- Directed by: J. Neil Schulman
- Written by: J. Neil Schulman
- Produced by: J. Neil Schulman
- Starring: Nichelle Nichols
- Cinematography: Scott MacDonald
- Edited by: J. Kent Hastings
- Music by: Daniel May
- Distributed by: Amazon Prime
- Release date: February 2, 2008 (San Diego Black Film Festival);
- Running time: 116 minutes
- Country: United States
- Language: English
- Budget: $500,000

= Lady Magdalene's =

Lady Magdalene's is a film directed, written and produced by J. Neil Schulman and starring Nichelle Nichols (who also received an executive producer credit). The movie was J. Neil Schulman's debut as a director, and Nichelle Nichols' debut as a producer.

==Plot==
Jack Goldwater, an IRS agent on loan to the Federal Air Marshal Service, is relieved of field duty after insulting a powerful U.S. senator, and finds himself exiled to a humiliating desk job in Nevada as the federal receiver managing a legal brothel in tax default, where—with the help of the brothel Madam, Lady Magdalene—he uncovers an Al Qaeda plot to unload a nuclear-bomb-sized crate at Hoover Dam.

==Cast (opening titles)==
- Nichelle Nichols as Lady Magdalene
- Ethan Keogh as Jack Goldwater
- Susan Smythe as Angel
- Claudia Lynx as Scheherazade
- Alexander Wraith as Yassin Salem
- Mark Gilvary as The Director & FBI SAC Broderick
- J. Neil Schulman as Ali the American
- Said Faraj as Gamal Hosny
- Mara Marini as Nurse Gretchen
- Vince Martorano as IRS Agent Lewis Heinlein
- Hope McBane as Sinead
- Michele Redmond as Eden
- Keyaria Rodriguez as Pixie

==Release==
The movie was produced by Schulman's own film company Jesulu Productions.

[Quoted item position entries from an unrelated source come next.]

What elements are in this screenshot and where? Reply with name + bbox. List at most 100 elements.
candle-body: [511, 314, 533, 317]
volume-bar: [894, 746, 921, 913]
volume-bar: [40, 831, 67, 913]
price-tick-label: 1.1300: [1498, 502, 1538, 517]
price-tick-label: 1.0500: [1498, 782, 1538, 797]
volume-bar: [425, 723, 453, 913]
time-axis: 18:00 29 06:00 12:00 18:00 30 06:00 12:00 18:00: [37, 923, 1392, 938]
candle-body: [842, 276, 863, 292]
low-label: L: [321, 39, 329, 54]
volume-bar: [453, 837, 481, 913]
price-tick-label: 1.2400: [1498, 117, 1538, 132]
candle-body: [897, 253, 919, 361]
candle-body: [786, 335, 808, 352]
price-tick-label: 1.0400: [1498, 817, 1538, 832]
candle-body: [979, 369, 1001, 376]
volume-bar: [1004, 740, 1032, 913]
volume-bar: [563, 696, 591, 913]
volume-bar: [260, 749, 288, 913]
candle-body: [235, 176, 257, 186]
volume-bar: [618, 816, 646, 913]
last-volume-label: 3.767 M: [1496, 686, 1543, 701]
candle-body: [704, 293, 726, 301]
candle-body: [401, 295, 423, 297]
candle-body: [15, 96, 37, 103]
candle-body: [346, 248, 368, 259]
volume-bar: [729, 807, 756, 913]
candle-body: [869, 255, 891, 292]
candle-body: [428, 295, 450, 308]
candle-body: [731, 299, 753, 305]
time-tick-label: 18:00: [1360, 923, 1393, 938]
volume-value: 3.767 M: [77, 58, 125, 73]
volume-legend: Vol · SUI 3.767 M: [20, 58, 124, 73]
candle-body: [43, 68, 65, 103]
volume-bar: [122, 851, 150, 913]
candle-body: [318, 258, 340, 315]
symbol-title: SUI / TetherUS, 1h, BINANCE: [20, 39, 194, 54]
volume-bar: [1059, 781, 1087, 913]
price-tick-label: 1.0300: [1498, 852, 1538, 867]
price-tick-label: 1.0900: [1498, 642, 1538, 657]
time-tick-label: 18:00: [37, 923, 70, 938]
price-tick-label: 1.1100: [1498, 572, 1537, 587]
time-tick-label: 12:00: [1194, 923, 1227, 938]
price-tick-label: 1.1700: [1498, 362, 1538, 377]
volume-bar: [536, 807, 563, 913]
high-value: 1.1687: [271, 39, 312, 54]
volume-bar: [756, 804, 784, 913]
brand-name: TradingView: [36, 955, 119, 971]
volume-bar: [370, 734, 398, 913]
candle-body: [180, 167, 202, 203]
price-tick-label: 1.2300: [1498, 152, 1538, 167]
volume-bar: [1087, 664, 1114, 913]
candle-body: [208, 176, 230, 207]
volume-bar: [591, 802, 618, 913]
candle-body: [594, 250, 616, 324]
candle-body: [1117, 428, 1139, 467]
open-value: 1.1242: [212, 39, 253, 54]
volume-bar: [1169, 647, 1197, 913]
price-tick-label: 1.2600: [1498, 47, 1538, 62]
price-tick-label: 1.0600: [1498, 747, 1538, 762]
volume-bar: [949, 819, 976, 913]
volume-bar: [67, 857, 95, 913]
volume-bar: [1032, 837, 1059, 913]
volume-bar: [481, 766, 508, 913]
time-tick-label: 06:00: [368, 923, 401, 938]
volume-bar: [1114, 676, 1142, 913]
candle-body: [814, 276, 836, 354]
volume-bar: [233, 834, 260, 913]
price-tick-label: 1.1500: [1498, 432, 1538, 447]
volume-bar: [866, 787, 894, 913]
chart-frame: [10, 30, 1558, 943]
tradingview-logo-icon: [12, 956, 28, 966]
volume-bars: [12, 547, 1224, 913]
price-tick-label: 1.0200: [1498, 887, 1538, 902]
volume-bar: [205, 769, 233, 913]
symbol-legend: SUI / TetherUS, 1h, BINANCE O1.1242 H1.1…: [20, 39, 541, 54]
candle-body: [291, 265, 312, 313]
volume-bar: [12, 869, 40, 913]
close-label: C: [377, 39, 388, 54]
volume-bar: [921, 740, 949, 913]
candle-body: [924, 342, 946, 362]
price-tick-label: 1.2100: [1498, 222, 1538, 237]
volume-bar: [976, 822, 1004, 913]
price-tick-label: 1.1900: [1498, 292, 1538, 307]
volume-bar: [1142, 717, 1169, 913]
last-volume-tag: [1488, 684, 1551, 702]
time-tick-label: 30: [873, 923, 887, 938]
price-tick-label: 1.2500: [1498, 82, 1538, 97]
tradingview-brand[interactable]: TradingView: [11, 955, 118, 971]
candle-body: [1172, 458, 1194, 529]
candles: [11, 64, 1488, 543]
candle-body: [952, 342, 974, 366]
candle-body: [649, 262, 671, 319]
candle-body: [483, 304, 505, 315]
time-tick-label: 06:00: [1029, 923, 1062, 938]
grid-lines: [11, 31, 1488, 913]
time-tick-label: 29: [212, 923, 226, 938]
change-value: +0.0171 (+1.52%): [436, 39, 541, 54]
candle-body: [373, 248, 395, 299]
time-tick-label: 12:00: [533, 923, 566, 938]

After film-festival play the full movie was released on YouTube.

==Awards==
The film won three film-festival awards: "Best Cutting Edge Film" at the 2008 San Diego Film Festival, "Audience Choice – Feature-Length Narrative Film" at the 2008 Cinema City International Film Festival held on the Universal Hollywood Citywalk, and "Special Jury Prize for Libertarian Ideals" at the 2011 Anthem Film Festival/FreedomFest held at Bally's Las Vegas.